If Snowden did in fact impersonate identities to access the information, and the systems in question are correctly configured, then about the only way to do what he did is on the servers in question themselves.
A properly configured system uses authenticated channels into the server, and that authentication is by means of the accessing system doing a couple things which are difficult to forge, without modifying the attacking system and installing foreign software.
Specifically, the server is a member of an SA - Security Association - and the client machine joins the SA through an attestation process which uses a distributed security certificate. So far, so good. Now a connection is established to the server through a secure point to point link; AFP and SMB use such links, NFS does not (NFS uses remote attestation, which is a point of vulnerability).
A credential is associated on the client side of the link, and it's also associated with the server side of the link through an attestation process to being a particular member of the SA. This attestation goes over the secure link to the server, and the server verifies it with the SA. Because the verification process between the server and the SA is incapable of being intermediated by the client, you have to have all authentication factors in hand. This is why you can't "su uid", as you can in an NFS, environment in order to effectively assume an identity.
Since they are using at least two factor authentication - and these guys do at least that; they use CAC (Common Access Card) attestation using cryptographic smart cards - identity is very difficult to forge.
So you end up with a connection to the server, and a UUID and.or GUID in your credential associated with the connection on the server side, and then ACLs are enforced on server objects you attempt to access over the connection using the UUID/GUID to compare ACL ownership, rights grants, group membership for which ownership or rights grants exist on the object, and so on.

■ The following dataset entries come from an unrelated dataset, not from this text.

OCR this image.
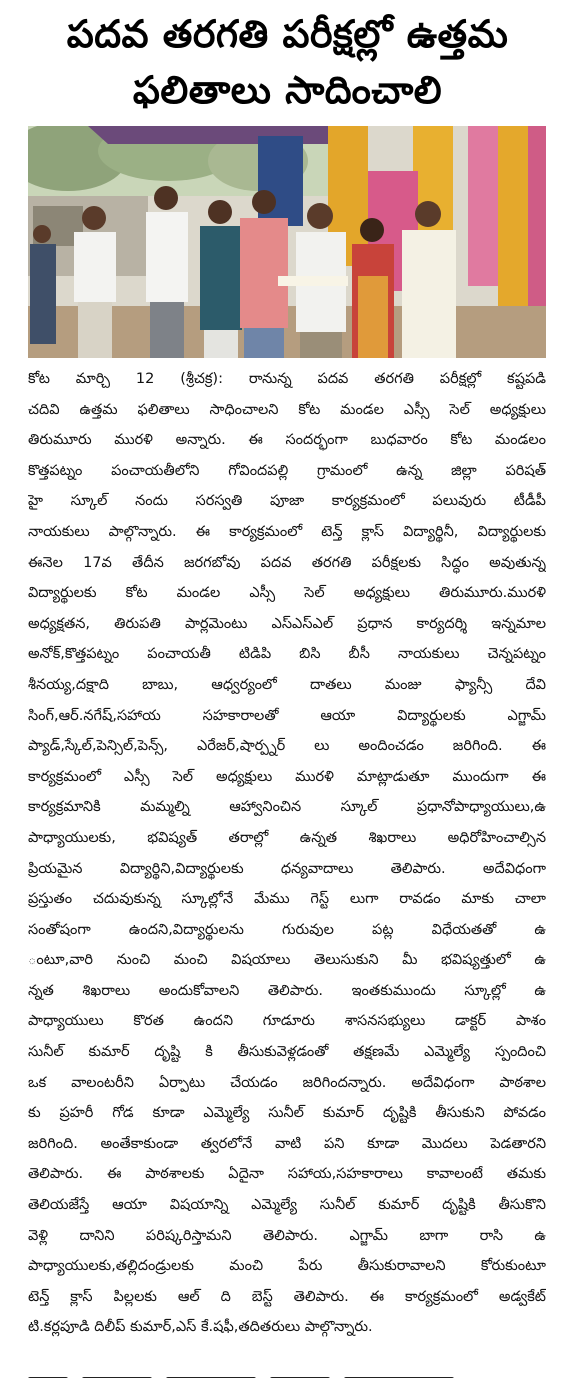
పదవ తరగతి పరీక్షల్లో ఉత్తమ
ఫలితాలు సాదించాలి
కోట మార్చి 12 (శ్రీచక్ర): రానున్న పదవ తరగతి పరీక్షల్లో కష్టపడి
చదివి ఉత్తమ ఫలితాలు సాధించాలని కోట మండల ఎస్సీ సెల్ అధ్యక్షులు
తిరుమూరు మురళి అన్నారు. ఈ సందర్భంగా బుధవారం కోట మండలం
కొత్తపట్నం పంచాయతీలోని గోవిందపల్లి గ్రామంలో ఉన్న జిల్లా పరిషత్
హై స్కూల్ నందు సరస్వతి పూజా కార్యక్రమంలో పలువురు టీడీపీ
నాయకులు పాల్గొన్నారు. ఈ కార్యక్రమంలో టెన్త్ క్లాస్ విద్యార్థినీ, విద్యార్థులకు
ఈనెల 17వ తేదీన జరగబోవు పదవ తరగతి పరీక్షలకు సిద్ధం అవుతున్న
విద్యార్థులకు కోట మండల ఎస్సీ సెల్ అధ్యక్షులు తిరుమూరు.మురళి
అధ్యక్షతన, తిరుపతి పార్లమెంటు ఎస్ఎస్ఎల్ ప్రధాన కార్యదర్శి ఇన్నమాల
అనోక్,కొత్తపట్నం పంచాయతీ టిడిపి బిసి బీసీ నాయకులు చెన్నపట్నం
శీనయ్య,దక్షాది బాబు, ఆధ్వర్యంలో దాతలు మంజు ఫ్యాన్సీ దేవి
సింగ్,ఆర్.నగేష్,సహాయ సహకారాలతో ఆయా విద్యార్థులకు ఎగ్జామ్
ప్యాడ్,స్కేల్,పెన్సిల్,పెన్స్, ఎరేజర్,షార్ప్నర్ లు అందించడం జరిగింది. ఈ
కార్యక్రమంలో ఎస్సీ సెల్ అధ్యక్షులు మురళి మాట్లాడుతూ ముందుగా ఈ
కార్యక్రమానికి మమ్మల్ని ఆహ్వానించిన స్కూల్ ప్రధానోపాధ్యాయులు,ఉ
పాధ్యాయులకు, భవిష్యత్ తరాల్లో ఉన్నత శిఖరాలు అధిరోహించాల్సిన
ప్రియమైన విద్యార్థిని,విద్యార్థులకు ధన్యవాదాలు తెలిపారు. అదేవిధంగా
ప్రస్తుతం చదువుకున్న స్కూల్లోనే మేము గెస్ట్ లుగా రావడం మాకు చాలా
సంతోషంగా ఉందని,విద్యార్థులను గురువుల పట్ల విధేయతతో ఉ
ంటూ,వారి నుంచి మంచి విషయాలు తెలుసుకుని మీ భవిష్యత్తులో ఉ
న్నత శిఖరాలు అందుకోవాలని తెలిపారు. ఇంతకుముందు స్కూల్లో ఉ
పాధ్యాయులు కొరత ఉందని గూడూరు శాసనసభ్యులు డాక్టర్ పాశం
సునీల్ కుమార్ దృష్టి కి తీసుకువెళ్లడంతో తక్షణమే ఎమ్మెల్యే స్పందించి
ఒక వాలంటరీని ఏర్పాటు చేయడం జరిగిందన్నారు. అదేవిధంగా పాఠశాల
కు ప్రహరీ గోడ కూడా ఎమ్మెల్యే సునీల్ కుమార్ దృష్టికి తీసుకుని పోవడం
జరిగింది. అంతేకాకుండా త్వరలోనే వాటి పని కూడా మొదలు పెడతారని
తెలిపారు. ఈ పాఠశాలకు ఏదైనా సహాయ,సహకారాలు కావాలంటే తమకు
తెలియజేస్తే ఆయా విషయాన్ని ఎమ్మెల్యే సునీల్ కుమార్ దృష్టికి తీసుకొని
వెళ్లి దానిని పరిష్కరిస్తామని తెలిపారు. ఎగ్జామ్ బాగా రాసి ఉ
పాధ్యాయులకు,తల్లిదండ్రులకు మంచి పేరు తీసుకురావాలని కోరుకుంటూ
టెన్త్ క్లాస్ పిల్లలకు ఆల్ ది బెస్ట్ తెలిపారు. ఈ కార్యక్రమంలో అడ్వకేట్
టి.కర్లపూడి దిలీప్ కుమార్,ఎస్ కే.షఫీ,తదితరులు పాల్గొన్నారు.
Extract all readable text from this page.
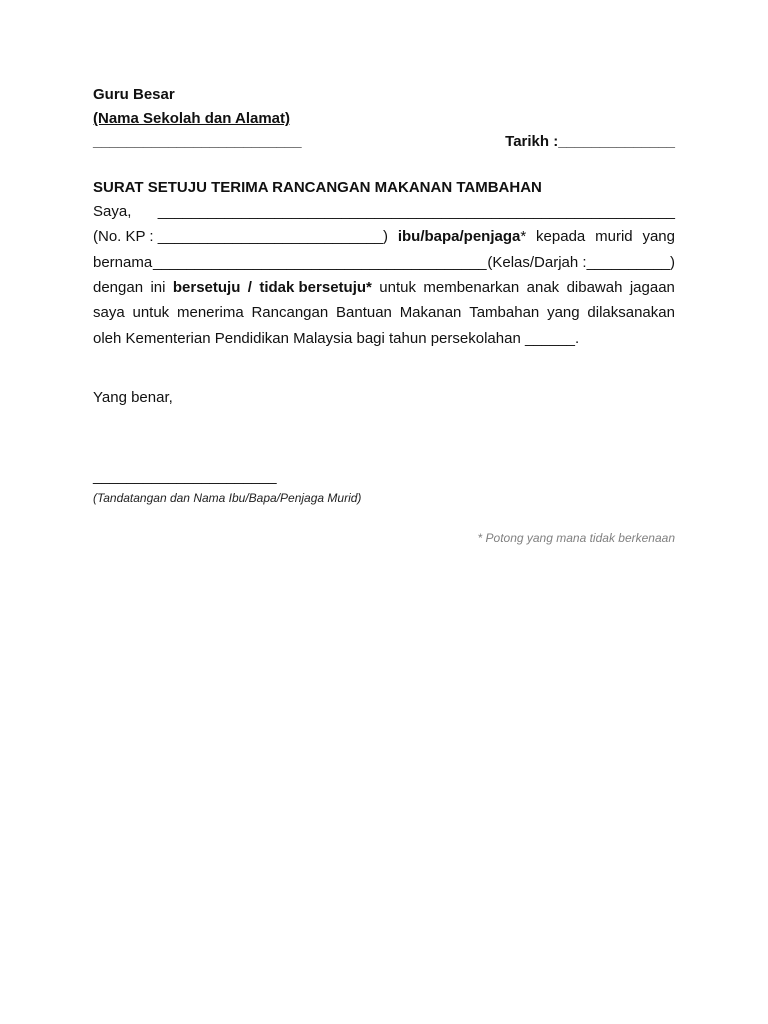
Guru Besar
(Nama Sekolah dan Alamat)
_________________________	Tarikh :______________
SURAT SETUJU TERIMA RANCANGAN MAKANAN TAMBAHAN
Saya, ______________________________________________________________
(No. KP : ___________________________) ibu/bapa/penjaga* kepada murid yang
bernama ________________________________________ (Kelas/Darjah :__________)
dengan ini bersetuju / tidak bersetuju* untuk membenarkan anak dibawah jagaan
saya untuk menerima Rancangan Bantuan Makanan Tambahan yang dilaksanakan
oleh Kementerian Pendidikan Malaysia bagi tahun persekolahan ______.
Yang benar,
______________________
(Tandatangan dan Nama Ibu/Bapa/Penjaga Murid)
* Potong yang mana tidak berkenaan
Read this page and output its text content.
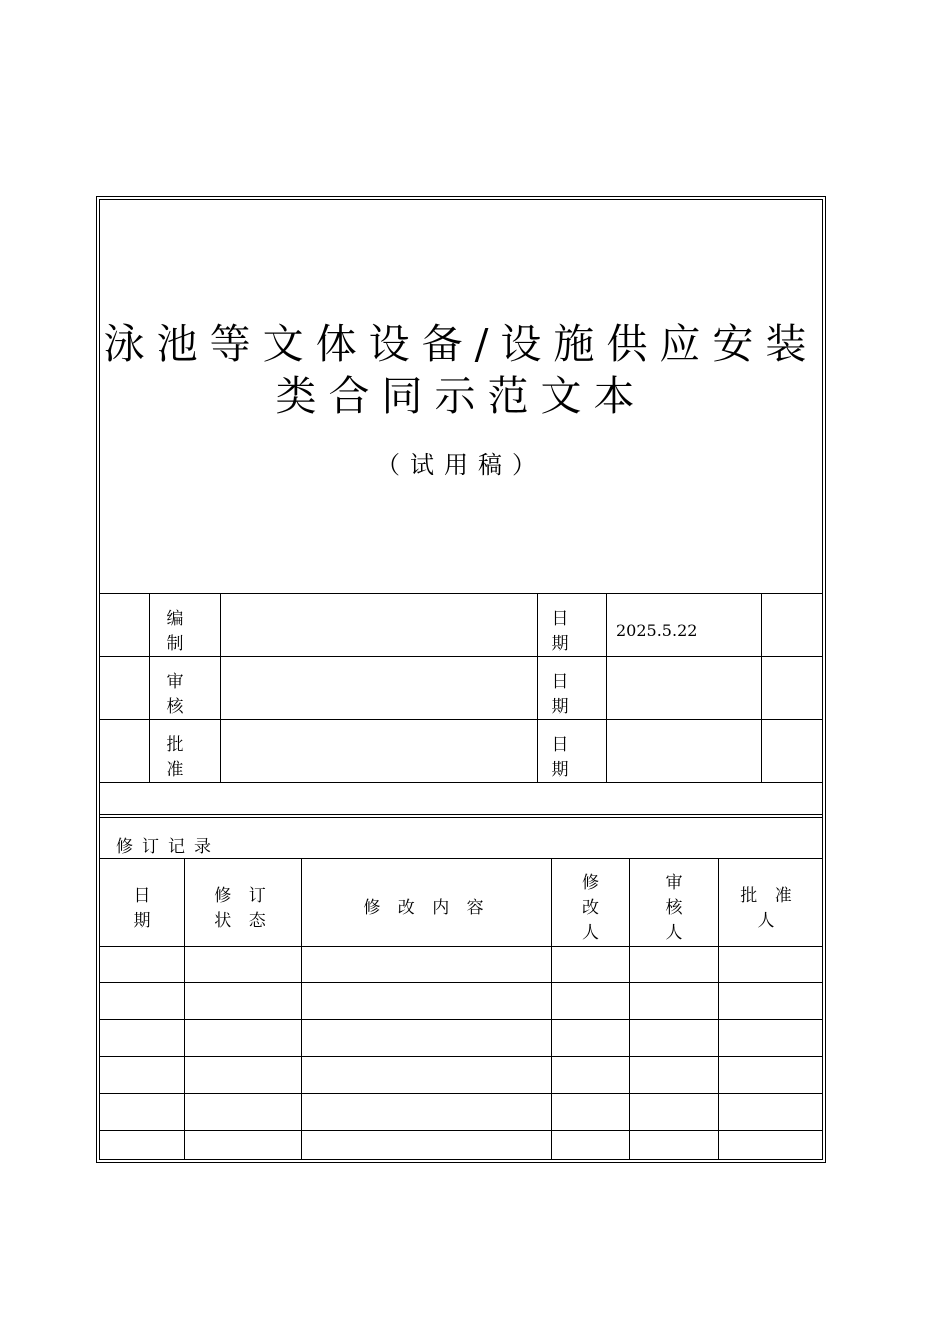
泳池等文体设备/设施供应安装
类合同示范文本
（试用稿）
编
制
日
期
2025.5.22
审
核
日
期
批
准
日
期
修订记录
日
期
修 订
状 态
修 改 内 容
修
改
人
审
核
人
批 准
人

Thus the only way this could have been done is with administrator access *on a server*, not merely administrator access on the network or on a client node on the network ( assuming a lack of sophisticated software).
That said... administrator rights would have been enough. There's no impersonation requirement needed in order to establish access, so he would not have needed to impersonate anyone in order to get the information, and given the authentication and attestation barriers in place, it would have actually been more difficult to obtain the information via impersonation, rather than just being local to the server itself and grabbing it.
This kind of looks like a "pile on the charges" gambit to try and get him for other crimes that could be associated with the attack, had he been silly and done it the way they are claiming he did in the article.
Re:Amended quote (Score:5, Informative)
Mod this up. I know one large pharmaceutical company that requires dual logins (i.e. two sysadmins) to do anything out of the ordinary - and everything is logged. Why the f-ing NSA can't do this is beyond me.